No le concedió demasiada importancia al hecho, ya que por los contornos había numerosas cuevas. Sin embargo, en 1875, Marcelino S. de Santuola, hombre erudito que pasaba sus veranos en el próximo pueblo de Puente San Miguel, decidió reconocerla por si había en ella algo interesante.

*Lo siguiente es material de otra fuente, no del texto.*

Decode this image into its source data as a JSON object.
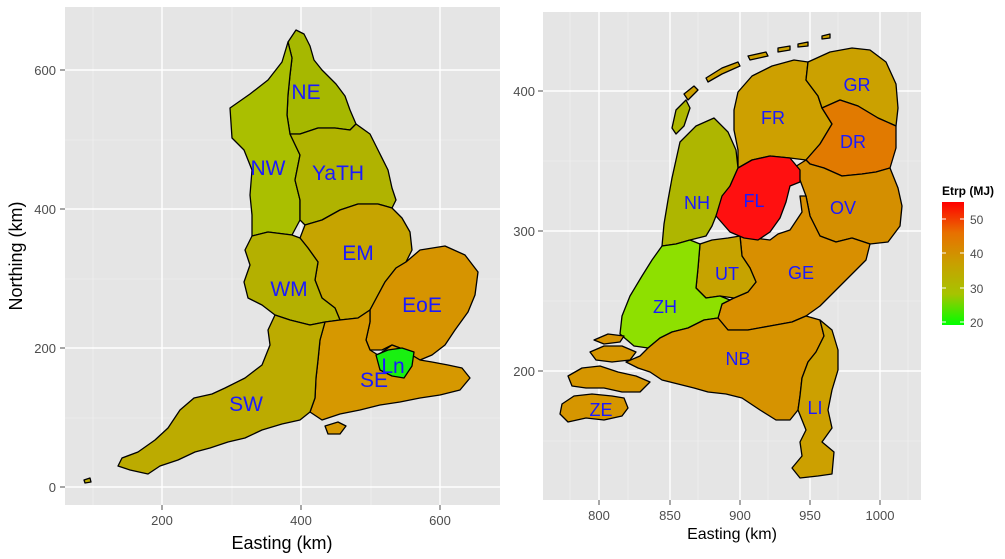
{
  "colors": {
    "panel_bg": "#e5e5e5",
    "grid": "#ffffff",
    "label": "#1a1aff",
    "outline": "#000000"
  },
  "left_map": {
    "xlabel": "Easting (km)",
    "ylabel": "Northing (km)",
    "x_ticks": [
      "200",
      "400",
      "600"
    ],
    "y_ticks": [
      "0",
      "200",
      "400",
      "600"
    ],
    "regions": [
      {
        "id": "NE",
        "label": "NE",
        "color": "#a6b800"
      },
      {
        "id": "NW",
        "label": "NW",
        "color": "#aabf00"
      },
      {
        "id": "YaTH",
        "label": "YaTH",
        "color": "#b0b300"
      },
      {
        "id": "EM",
        "label": "EM",
        "color": "#c6a400"
      },
      {
        "id": "WM",
        "label": "WM",
        "color": "#b4b000"
      },
      {
        "id": "EoE",
        "label": "EoE",
        "color": "#d69400"
      },
      {
        "id": "Ln",
        "label": "Ln",
        "color": "#19f011"
      },
      {
        "id": "SE",
        "label": "SE",
        "color": "#d69800"
      },
      {
        "id": "SW",
        "label": "SW",
        "color": "#bcab00"
      }
    ]
  },
  "right_map": {
    "xlabel": "Easting (km)",
    "x_ticks": [
      "800",
      "850",
      "900",
      "950",
      "1000"
    ],
    "y_ticks": [
      "200",
      "300",
      "400"
    ],
    "regions": [
      {
        "id": "GR",
        "label": "GR",
        "color": "#cba100"
      },
      {
        "id": "FR",
        "label": "FR",
        "color": "#cda000"
      },
      {
        "id": "DR",
        "label": "DR",
        "color": "#e17a00"
      },
      {
        "id": "NH",
        "label": "NH",
        "color": "#aeb600"
      },
      {
        "id": "FL",
        "label": "FL",
        "color": "#ff1010"
      },
      {
        "id": "OV",
        "label": "OV",
        "color": "#d48f00"
      },
      {
        "id": "UT",
        "label": "UT",
        "color": "#c6a300"
      },
      {
        "id": "GE",
        "label": "GE",
        "color": "#d88f00"
      },
      {
        "id": "ZH",
        "label": "ZH",
        "color": "#8ee000"
      },
      {
        "id": "NB",
        "label": "NB",
        "color": "#d69300"
      },
      {
        "id": "ZE",
        "label": "ZE",
        "color": "#d69600"
      },
      {
        "id": "LI",
        "label": "LI",
        "color": "#cca000"
      }
    ]
  },
  "legend": {
    "title": "Etrp (MJ)",
    "ticks": [
      "50",
      "40",
      "30",
      "20"
    ],
    "gradient_stops": [
      "#ff0000",
      "#e87000",
      "#c8a000",
      "#a6c400",
      "#00ff00"
    ]
  }
}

Unas ligeras excavaciones dieron como resultado el hallazgo de huesos de animales y sílex tallado. Luego, en el invierno, de vuelta a Madrid, su amigo Juan Vilanova, uno de los más notables pre-historiadores de la época, lo animaba cada vez a proseguir con sus trabajos. Y fue así que, en verano de 1879, penetró de nuevo en la cueva, esta vez acompañado de su hija María, por aquel entonces de doce años de edad. Fue ésta la que, llevada por su infantil curiosidad, comenzó a husmear por los rincones mientras su padre escarbaba la tierra, y exclamó, al mirar hacia el techo:
— Mira, papá: toros pintados…
Acababan de ser descubiertas las más famosas pinturas del arte mágico rupestre universal, aunque serían necesarios muchos años de investigaciones y controversias antes de que la ciencia terminara reconociendo que aquél era uno de los descubrimientos más sensacionales de toda la Arqueología.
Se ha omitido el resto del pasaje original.